Chapter 4

7.7K 549 24
                                    

Mata Arderas berpencar ke sekeliling pesta. Lalu berhenti pada satu titik. Seorang gadis cantik yang berdiri di pinggir kolam renang. Arderas menghampiri gadis itu, berdiri di sebelahnya. Wajahnya yang cantik itu diterpa oleh sinar bulan dan kelihatan semakin cantik.

"So where's your boyfriend tonight?" tanya Arderas

Cowok itu melirik Zella seraya menenggak segelas koktail. Zella menoleh pada Arderas. Dia tidak menjawab, melainkan mata gadis itu mengarah pada seorang cowok dan cewek yang berada tak jauh di samping Arderas.

Arderas mengikuti arah pandang Zella. "Cowok lo?" tanya Arderas.

Zella masih tidak memberikan respons apapun. "Dia bukan cowok lo, tapi gue."

"Sejak kapan?!"

Setelah agak lama, baru gadis itu membuka suara. Arderas tertawa kecil. Tawanya mengalun merdu di telinga Zella. "Sejak tadi pagi," jawab Arderas.

"Lupa?" tanya Arderas sambil menaikkan sebelah alisnya.

"Sebuah hubungan yang terjalin harus disetujui oleh kedua belah pihak. Lo yang tiba-tiba ngajak pacaran, tapi udah gue tolak. Itu berarti, hubungan ini gak pernah terjadi," jelas Zella.

"Gue gak minta persetujuan dari lo," balas Arderas tanpa menatap Zella.

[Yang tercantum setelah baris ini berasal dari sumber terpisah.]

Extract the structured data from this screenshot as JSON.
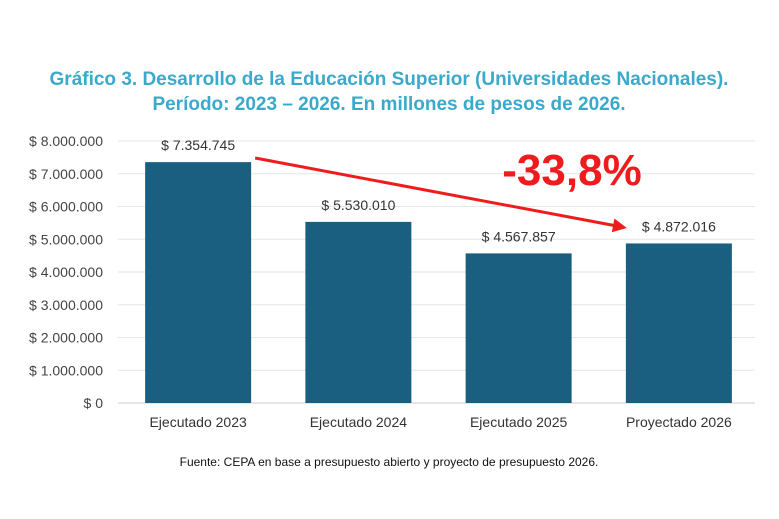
{
  "chart_data": {
    "type": "bar",
    "title": "Gráfico 3. Desarrollo de la Educación Superior (Universidades Nacionales).",
    "subtitle": "Período: 2023 – 2026. En millones de pesos de 2026.",
    "categories": [
      "Ejecutado 2023",
      "Ejecutado 2024",
      "Ejecutado 2025",
      "Proyectado 2026"
    ],
    "values": [
      7354745,
      5530010,
      4567857,
      4872016
    ],
    "data_labels": [
      "$ 7.354.745",
      "$ 5.530.010",
      "$ 4.567.857",
      "$ 4.872.016"
    ],
    "ylim": [
      0,
      8000000
    ],
    "yticks": [
      0,
      1000000,
      2000000,
      3000000,
      4000000,
      5000000,
      6000000,
      7000000,
      8000000
    ],
    "ytick_labels": [
      "$ 0",
      "$ 1.000.000",
      "$ 2.000.000",
      "$ 3.000.000",
      "$ 4.000.000",
      "$ 5.000.000",
      "$ 6.000.000",
      "$ 7.000.000",
      "$ 8.000.000"
    ],
    "grid": true,
    "bar_color": "#1a5e80",
    "annotation": {
      "text": "-33,8%",
      "color": "#ee1c1c",
      "arrow_from": "Ejecutado 2023",
      "arrow_to": "Proyectado 2026"
    },
    "source": "Fuente: CEPA en base a presupuesto abierto y proyecto de presupuesto 2026."
  }
}
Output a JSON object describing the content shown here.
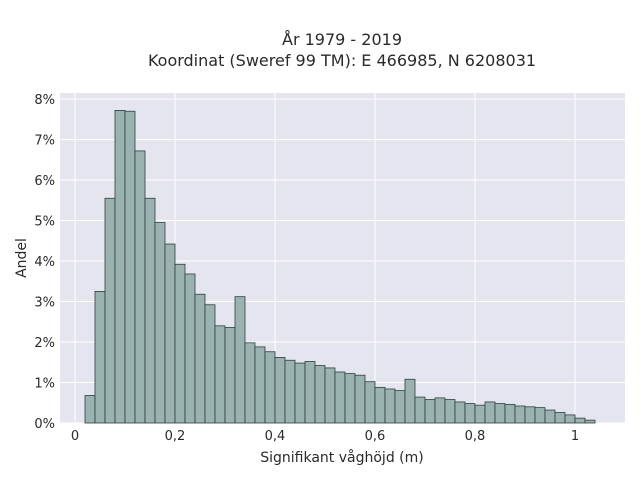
{
  "chart_data": {
    "type": "bar",
    "title_line1": "År 1979 - 2019",
    "title_line2": "Koordinat (Sweref 99 TM): E 466985, N 6208031",
    "xlabel": "Signifikant våghöjd (m)",
    "ylabel": "Andel",
    "xlim": [
      -0.03,
      1.1
    ],
    "ylim": [
      0,
      8.15
    ],
    "x_ticks": [
      {
        "value": 0,
        "label": "0"
      },
      {
        "value": 0.2,
        "label": "0,2"
      },
      {
        "value": 0.4,
        "label": "0,4"
      },
      {
        "value": 0.6,
        "label": "0,6"
      },
      {
        "value": 0.8,
        "label": "0,8"
      },
      {
        "value": 1.0,
        "label": "1"
      }
    ],
    "y_ticks": [
      {
        "value": 0,
        "label": "0%"
      },
      {
        "value": 1,
        "label": "1%"
      },
      {
        "value": 2,
        "label": "2%"
      },
      {
        "value": 3,
        "label": "3%"
      },
      {
        "value": 4,
        "label": "4%"
      },
      {
        "value": 5,
        "label": "5%"
      },
      {
        "value": 6,
        "label": "6%"
      },
      {
        "value": 7,
        "label": "7%"
      },
      {
        "value": 8,
        "label": "8%"
      }
    ],
    "bin_width": 0.02,
    "bin_starts": [
      0.02,
      0.04,
      0.06,
      0.08,
      0.1,
      0.12,
      0.14,
      0.16,
      0.18,
      0.2,
      0.22,
      0.24,
      0.26,
      0.28,
      0.3,
      0.32,
      0.34,
      0.36,
      0.38,
      0.4,
      0.42,
      0.44,
      0.46,
      0.48,
      0.5,
      0.52,
      0.54,
      0.56,
      0.58,
      0.6,
      0.62,
      0.64,
      0.66,
      0.68,
      0.7,
      0.72,
      0.74,
      0.76,
      0.78,
      0.8,
      0.82,
      0.84,
      0.86,
      0.88,
      0.9,
      0.92,
      0.94,
      0.96,
      0.98,
      1.0,
      1.02
    ],
    "values": [
      0.68,
      3.25,
      5.55,
      7.72,
      7.7,
      6.72,
      5.55,
      4.95,
      4.42,
      3.92,
      3.68,
      3.18,
      2.92,
      2.4,
      2.36,
      3.12,
      1.98,
      1.88,
      1.76,
      1.62,
      1.55,
      1.48,
      1.52,
      1.42,
      1.36,
      1.26,
      1.22,
      1.18,
      1.02,
      0.88,
      0.84,
      0.8,
      1.08,
      0.64,
      0.58,
      0.62,
      0.58,
      0.52,
      0.48,
      0.44,
      0.52,
      0.48,
      0.46,
      0.42,
      0.4,
      0.38,
      0.32,
      0.26,
      0.2,
      0.12,
      0.07
    ],
    "colors": {
      "plot_background": "#e5e5ef",
      "grid": "#ffffff",
      "bar_fill": "#9ab3b1",
      "bar_stroke": "#2f3f3d"
    }
  }
}
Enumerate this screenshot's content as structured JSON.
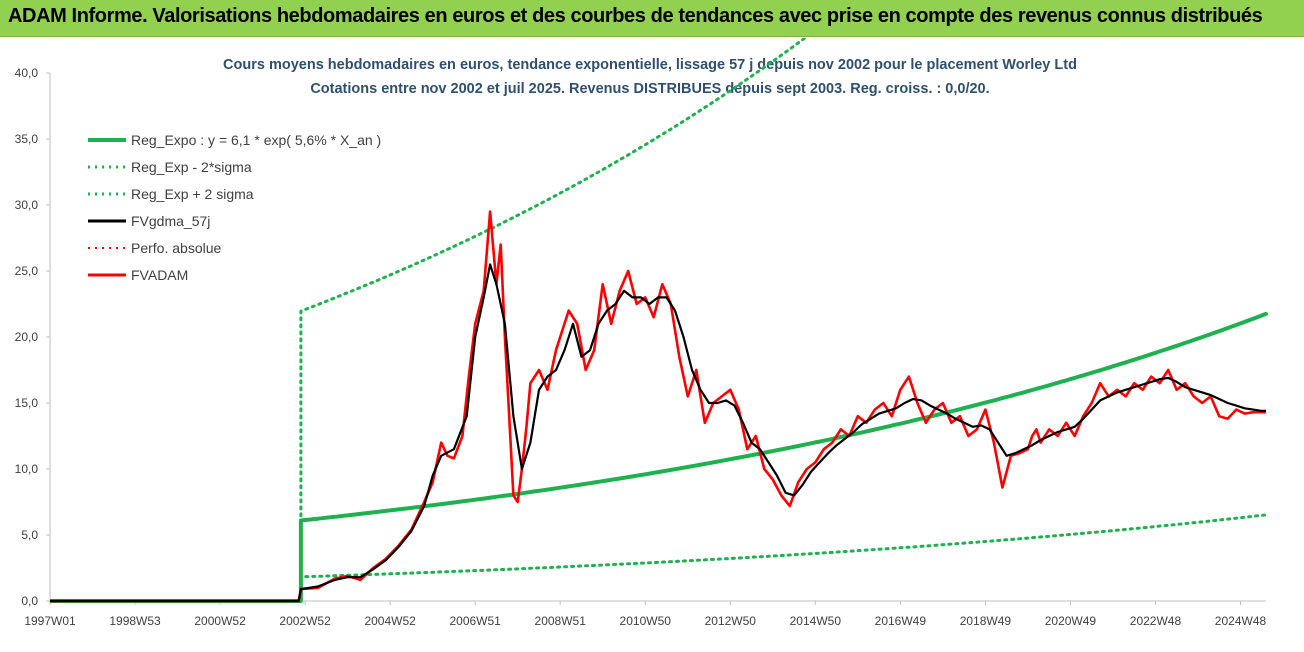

Zella menghela napas. Dia mengeratkan jaketnya sebab angin malam semakin dingin. "Lo cowok aneh yang baru pertama kali gue temui. Ada alasan kan di balik lo mendekati gue?"

Arderas terdiam bisu. Dia tidak mungkin memberitahu pada Zella alasan sebenarnya. Jika dia kalah dalam taruhan ini, maka Gavin akan semakin gencar mengolok-olok Arderas.

"Suka sama seseorang itu pasti ada alasannya. Gak mungkin baru dua hari bertemu, lo udah ngajak gue pacaran, Kai."

Arderas menghentikan waiter yang kebetulan hendak melewati mereka. Mengambil segelas milk shake jambu merah. Arderas menyodorkan gelas itu pada Zella. Gadis itu mengambil gelas tersebut dan menelusuri mulut gelasnya.

"Gue tau lo mau mengalihkan topik," ucap Zella setelah minum satu teguk milk shake.

"Besok malam, datang ke lokasi ini." Arderas menyerahkan sebuah kartu warna hitam berisikan sebuah alamat.

"Ini studio musik milik Gravantas Band?"

Zella menaikkan sebelah alis. Beberapa detik kemudian, dia tersenyum penuh arti. "Jangan bilang lo salah satu anggotanya?" tanya Zella.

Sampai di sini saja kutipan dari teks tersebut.